A big part of my skepticism stems from the fact that I, as a person with autism, have been frequently targeted for a variety of false claims and promises of miracle cures. Everything from chelation to herbs was offered as a way to transform my grouchy, taciturn, stuttering persona into that of a bubbly neurotypical. But my skepticism is not always aimed at the usual targets. It's easy enough to see why I would rail against the likes of Andrew Wakefield and Jenny McCarthy, who have turned autism from being a hush-hush topic into an explosive debate surrounding, not the welfare of people with autism or how to improve their lives, but chasing haphazardly after something which isn't there, a single, definitive environmental cause which could, if identified, stop it in its tracks.
Doesn't work that way, folks. Plus, it's squandered endless airtime about autism on something which in the end, isn't even about autism. It's about the ego of celebrities getting out of control. But McCarthy and Wakefield found a comfortable audience in the first place amongst this society, which mainly understands autism through the Medical Model of Disability, or the belief that disability is inherently harmful and disadvantageous, which means much time is spent figuring out the two C's, cause and cure. Even when it would be cheaper and more convenient in the long term to simply modify attitude, behaviour, culture, disability awareness, and environment (My own ABCDE) the medical model dominates. That is why, in the less alt-med-soaked sectors, charities like Autism Speaks are still treated as the number one source of autism information. It's a problem that is not limited to advocates of chelation and oxygen chambers, the cause and cure attitude can be found in nearly every mainstream discussion of autism.
That is why I was curious and intrigued when I discovered that there is an entire subculture of New Age thinkers who believe that people with autism are not diseased, or even disabled. They consider them to be, depending on the interpretation, messengers of some type of God, psychics, people with special (read: beyond human, such as telekinetic or telepathic) abilities, or mind readers. Among those is self-diagnosed person with autism William Stillman, probably the most famous of the people promoting this alternative view of autism.
After years of dealing with the medical model, and endlessly being forced into a dunce cap for the sake of one charity or political cause or another, the tone of that seems downright seductive. Being told, after endless parades of doctors, discredited doctors, charities, and other organizations telling you that you are an empty husk, that you're "vaccine-sickened" or that only many years of ABA are your only hope to ever achieving happiness, that you are special, that you go beyond special into a category that's downright mystical and holy, can cloud a lot of people's judgements. Even the most cynical aspie like me softens at the idea of developing this new way of thinking that celebrates rather than vilifies autism and disability.
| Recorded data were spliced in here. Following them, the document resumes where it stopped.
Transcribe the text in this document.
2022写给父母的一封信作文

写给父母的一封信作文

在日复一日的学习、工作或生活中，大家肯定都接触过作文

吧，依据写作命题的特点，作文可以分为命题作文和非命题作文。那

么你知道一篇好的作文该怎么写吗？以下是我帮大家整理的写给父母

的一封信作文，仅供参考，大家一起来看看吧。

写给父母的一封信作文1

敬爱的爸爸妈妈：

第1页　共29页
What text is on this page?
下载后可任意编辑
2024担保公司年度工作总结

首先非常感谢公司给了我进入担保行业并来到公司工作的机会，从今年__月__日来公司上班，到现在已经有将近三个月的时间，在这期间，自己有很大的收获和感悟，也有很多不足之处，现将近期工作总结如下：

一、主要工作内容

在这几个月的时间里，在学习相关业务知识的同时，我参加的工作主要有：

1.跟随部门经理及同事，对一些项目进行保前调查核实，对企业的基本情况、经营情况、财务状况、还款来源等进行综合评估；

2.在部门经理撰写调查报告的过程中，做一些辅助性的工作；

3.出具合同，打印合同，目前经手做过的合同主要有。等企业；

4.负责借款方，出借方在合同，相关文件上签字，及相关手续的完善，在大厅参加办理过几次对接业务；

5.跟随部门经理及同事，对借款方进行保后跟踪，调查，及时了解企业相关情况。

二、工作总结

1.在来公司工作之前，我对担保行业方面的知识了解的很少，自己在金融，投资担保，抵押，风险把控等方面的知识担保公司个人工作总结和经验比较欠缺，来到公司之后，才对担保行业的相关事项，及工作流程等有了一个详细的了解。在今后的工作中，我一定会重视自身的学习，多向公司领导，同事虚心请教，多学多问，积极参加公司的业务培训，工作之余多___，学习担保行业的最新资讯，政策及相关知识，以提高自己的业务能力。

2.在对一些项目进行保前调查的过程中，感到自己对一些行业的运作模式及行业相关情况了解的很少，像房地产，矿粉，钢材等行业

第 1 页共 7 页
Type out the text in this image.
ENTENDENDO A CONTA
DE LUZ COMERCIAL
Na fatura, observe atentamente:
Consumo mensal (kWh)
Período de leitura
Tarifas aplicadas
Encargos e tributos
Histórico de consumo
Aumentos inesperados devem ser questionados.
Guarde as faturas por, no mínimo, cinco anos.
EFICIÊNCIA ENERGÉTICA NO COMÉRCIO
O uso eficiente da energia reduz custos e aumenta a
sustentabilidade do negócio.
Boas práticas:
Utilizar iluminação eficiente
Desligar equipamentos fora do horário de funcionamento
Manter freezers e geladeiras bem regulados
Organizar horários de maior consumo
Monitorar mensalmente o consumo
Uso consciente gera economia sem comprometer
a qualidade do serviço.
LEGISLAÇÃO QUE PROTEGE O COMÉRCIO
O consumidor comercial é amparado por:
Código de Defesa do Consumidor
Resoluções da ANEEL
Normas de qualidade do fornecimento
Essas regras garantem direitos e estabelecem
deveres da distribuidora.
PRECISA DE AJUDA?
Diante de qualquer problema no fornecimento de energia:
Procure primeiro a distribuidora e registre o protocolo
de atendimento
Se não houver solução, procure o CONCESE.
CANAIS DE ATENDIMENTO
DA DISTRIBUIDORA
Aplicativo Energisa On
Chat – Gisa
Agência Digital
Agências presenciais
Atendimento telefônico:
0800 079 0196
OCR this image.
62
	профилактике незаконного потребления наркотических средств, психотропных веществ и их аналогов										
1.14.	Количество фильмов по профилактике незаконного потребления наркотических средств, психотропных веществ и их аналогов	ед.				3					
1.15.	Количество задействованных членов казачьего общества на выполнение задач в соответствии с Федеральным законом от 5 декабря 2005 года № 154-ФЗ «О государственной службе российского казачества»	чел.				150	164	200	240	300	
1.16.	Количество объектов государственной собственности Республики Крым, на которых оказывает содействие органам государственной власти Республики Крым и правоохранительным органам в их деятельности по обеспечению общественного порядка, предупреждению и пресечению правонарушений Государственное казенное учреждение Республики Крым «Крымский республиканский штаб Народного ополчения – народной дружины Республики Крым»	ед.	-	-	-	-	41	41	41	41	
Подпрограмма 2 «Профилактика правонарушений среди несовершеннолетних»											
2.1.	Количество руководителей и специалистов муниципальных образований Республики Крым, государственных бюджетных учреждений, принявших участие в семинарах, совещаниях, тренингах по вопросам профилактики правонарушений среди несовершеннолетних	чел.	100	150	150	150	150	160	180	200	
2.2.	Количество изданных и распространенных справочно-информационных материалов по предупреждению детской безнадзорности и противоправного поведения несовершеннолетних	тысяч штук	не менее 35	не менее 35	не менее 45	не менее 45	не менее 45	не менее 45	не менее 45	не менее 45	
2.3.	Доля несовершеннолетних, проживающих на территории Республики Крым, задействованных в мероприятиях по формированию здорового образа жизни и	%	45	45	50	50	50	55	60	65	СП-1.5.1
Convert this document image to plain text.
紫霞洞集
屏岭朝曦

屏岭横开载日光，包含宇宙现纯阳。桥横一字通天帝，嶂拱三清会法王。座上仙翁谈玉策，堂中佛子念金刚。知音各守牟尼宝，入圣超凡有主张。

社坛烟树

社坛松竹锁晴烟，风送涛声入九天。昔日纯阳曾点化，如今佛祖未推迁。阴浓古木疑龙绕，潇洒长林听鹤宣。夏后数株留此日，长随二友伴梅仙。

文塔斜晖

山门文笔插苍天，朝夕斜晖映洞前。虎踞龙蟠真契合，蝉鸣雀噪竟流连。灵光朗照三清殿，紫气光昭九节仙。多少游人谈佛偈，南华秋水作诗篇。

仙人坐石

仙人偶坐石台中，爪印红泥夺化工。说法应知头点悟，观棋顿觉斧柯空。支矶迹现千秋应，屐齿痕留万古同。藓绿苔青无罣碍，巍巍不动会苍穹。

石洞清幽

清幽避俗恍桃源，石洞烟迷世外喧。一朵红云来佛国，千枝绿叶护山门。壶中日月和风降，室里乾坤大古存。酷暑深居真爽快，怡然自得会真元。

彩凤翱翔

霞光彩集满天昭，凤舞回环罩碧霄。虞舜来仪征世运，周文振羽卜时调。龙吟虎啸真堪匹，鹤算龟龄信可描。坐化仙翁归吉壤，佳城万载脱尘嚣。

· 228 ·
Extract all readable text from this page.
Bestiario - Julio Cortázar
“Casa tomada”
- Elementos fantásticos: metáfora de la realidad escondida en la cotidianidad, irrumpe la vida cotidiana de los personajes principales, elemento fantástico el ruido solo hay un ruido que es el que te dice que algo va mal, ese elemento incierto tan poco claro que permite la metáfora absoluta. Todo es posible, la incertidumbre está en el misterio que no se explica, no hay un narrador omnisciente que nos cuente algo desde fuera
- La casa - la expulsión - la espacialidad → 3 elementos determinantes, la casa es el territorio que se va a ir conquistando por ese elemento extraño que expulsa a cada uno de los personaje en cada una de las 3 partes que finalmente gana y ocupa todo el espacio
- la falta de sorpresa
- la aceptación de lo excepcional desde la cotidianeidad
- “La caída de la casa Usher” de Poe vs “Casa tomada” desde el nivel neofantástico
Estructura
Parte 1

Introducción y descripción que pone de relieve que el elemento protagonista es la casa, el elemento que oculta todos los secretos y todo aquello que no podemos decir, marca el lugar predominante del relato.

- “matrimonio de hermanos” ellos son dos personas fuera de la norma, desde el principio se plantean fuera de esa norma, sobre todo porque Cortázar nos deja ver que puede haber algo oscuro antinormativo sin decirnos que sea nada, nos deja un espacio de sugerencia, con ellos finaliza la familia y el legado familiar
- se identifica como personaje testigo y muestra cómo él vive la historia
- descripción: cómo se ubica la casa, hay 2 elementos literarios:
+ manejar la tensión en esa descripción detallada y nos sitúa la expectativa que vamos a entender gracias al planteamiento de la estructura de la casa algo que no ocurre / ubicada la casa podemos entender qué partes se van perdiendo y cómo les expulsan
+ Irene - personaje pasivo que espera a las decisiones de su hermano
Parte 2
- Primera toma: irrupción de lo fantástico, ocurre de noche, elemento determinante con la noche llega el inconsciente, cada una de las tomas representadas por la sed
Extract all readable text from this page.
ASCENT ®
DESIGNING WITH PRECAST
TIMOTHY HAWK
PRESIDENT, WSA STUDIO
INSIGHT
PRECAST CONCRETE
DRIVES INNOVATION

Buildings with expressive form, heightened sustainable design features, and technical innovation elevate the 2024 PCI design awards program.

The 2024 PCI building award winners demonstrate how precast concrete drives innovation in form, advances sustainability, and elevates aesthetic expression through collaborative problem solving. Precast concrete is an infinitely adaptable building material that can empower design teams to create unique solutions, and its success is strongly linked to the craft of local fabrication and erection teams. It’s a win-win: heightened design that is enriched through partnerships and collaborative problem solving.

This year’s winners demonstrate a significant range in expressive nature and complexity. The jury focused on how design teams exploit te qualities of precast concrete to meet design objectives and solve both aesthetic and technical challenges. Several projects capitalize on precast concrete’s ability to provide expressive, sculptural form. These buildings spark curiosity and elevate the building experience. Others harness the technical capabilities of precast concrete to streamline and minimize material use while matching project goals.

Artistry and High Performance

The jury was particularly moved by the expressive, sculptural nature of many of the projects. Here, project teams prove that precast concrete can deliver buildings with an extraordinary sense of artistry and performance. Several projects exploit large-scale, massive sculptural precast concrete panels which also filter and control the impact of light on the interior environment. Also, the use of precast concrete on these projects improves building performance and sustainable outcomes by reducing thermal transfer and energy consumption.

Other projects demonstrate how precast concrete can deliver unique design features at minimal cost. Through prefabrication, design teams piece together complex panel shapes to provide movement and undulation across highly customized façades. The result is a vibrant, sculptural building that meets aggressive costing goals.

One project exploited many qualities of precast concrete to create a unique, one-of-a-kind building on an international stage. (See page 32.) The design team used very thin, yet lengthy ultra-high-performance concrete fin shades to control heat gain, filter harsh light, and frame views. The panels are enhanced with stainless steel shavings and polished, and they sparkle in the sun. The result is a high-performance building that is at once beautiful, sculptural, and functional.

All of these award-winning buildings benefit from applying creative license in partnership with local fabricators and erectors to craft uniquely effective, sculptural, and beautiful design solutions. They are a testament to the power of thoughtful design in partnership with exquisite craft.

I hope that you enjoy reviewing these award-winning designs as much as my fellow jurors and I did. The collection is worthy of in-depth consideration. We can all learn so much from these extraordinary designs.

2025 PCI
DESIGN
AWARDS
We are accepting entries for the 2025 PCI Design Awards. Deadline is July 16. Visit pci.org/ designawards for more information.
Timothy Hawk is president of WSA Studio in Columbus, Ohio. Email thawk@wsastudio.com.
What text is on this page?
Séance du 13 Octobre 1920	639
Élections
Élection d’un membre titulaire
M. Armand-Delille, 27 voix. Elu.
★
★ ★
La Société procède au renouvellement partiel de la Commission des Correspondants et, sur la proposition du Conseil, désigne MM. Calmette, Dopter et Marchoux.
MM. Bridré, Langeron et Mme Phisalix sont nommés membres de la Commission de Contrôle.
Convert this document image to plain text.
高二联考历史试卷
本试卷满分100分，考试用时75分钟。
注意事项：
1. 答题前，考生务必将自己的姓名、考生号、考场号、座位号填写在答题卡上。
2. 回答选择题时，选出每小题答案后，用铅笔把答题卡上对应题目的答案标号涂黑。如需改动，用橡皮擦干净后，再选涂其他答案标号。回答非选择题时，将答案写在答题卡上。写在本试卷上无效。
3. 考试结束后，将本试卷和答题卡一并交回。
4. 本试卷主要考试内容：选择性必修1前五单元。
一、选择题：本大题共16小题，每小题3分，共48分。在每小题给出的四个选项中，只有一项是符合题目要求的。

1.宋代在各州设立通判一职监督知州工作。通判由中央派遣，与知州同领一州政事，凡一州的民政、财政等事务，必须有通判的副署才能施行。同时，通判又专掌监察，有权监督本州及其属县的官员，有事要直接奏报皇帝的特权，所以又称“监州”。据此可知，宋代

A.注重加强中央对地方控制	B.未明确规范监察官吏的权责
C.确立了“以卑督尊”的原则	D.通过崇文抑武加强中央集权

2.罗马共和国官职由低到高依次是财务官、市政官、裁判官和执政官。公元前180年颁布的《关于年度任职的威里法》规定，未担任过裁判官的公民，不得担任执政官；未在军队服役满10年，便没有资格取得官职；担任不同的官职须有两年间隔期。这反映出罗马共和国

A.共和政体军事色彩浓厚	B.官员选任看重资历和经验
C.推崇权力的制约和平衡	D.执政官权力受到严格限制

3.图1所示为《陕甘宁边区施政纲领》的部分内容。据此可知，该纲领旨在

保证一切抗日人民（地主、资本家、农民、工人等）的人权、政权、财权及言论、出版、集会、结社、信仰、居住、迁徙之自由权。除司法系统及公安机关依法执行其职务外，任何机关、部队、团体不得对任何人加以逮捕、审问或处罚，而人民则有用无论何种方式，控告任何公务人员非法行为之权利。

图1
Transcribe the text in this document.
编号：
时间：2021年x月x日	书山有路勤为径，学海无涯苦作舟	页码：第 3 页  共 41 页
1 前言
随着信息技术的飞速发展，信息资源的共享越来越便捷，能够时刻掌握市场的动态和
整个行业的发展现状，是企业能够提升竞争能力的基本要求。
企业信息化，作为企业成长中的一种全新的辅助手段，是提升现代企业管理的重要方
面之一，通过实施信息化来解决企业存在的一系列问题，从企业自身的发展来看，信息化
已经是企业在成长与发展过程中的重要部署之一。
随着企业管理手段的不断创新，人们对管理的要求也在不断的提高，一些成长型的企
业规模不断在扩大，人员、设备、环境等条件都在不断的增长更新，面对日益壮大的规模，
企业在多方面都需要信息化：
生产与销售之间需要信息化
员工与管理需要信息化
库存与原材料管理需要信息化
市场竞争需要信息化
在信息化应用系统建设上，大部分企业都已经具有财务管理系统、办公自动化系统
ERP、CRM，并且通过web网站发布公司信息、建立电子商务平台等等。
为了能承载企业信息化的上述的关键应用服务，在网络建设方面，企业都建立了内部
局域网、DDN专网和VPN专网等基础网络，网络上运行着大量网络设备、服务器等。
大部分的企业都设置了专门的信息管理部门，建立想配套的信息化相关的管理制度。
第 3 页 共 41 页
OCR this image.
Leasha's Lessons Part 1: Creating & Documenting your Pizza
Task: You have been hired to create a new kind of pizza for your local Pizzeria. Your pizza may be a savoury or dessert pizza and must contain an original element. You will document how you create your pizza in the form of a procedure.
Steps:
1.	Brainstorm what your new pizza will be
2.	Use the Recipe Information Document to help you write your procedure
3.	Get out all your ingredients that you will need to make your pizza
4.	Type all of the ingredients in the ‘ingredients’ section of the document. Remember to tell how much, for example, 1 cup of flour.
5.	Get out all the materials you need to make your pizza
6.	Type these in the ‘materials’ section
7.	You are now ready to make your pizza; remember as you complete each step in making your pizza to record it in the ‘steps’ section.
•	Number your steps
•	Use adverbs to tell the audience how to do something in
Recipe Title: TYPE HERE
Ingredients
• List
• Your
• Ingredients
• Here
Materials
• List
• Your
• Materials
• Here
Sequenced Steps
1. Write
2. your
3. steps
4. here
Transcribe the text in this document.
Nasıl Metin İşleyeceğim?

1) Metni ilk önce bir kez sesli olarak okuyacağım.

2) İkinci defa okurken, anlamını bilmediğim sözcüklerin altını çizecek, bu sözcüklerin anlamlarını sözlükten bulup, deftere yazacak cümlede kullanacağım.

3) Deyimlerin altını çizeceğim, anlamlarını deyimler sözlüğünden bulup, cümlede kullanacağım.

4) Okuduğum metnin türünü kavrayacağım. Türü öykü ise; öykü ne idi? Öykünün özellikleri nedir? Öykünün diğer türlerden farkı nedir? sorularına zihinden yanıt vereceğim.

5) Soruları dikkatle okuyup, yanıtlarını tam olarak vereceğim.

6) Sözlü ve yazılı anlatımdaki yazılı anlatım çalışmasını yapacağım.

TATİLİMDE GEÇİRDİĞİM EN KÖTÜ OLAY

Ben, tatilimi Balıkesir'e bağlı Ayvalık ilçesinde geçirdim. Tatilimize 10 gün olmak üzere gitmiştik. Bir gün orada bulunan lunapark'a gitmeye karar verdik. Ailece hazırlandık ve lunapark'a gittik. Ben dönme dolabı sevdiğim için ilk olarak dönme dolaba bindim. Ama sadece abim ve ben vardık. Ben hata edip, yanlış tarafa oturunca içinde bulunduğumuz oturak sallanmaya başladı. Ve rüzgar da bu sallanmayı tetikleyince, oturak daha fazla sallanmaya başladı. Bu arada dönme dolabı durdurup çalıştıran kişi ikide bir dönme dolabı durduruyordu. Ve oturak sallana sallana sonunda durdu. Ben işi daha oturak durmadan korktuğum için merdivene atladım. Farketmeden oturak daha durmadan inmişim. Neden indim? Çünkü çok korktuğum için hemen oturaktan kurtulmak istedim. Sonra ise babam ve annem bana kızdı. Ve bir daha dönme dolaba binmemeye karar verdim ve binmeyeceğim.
But I'm not going to leave this warm feeling unattended. For the next few months, or however long it takes me to do so in a thorough, honest manner, I am going to examine the literature and media surrounding this new age attitude towards autism. What can we learn from it, and how much of it is worth considering? Can elements of Stillman's philosophy replace the medical model of disability? Or are they both equally harmful in different ways.
If you have any recommendations on literature or media which reflects this type of thinking that you wish for me to review, please recommend it in a comment. I am going to try to look at this with complete honesty and as little bias as I can manage, while still maintaining a thorough and rigorous analysis.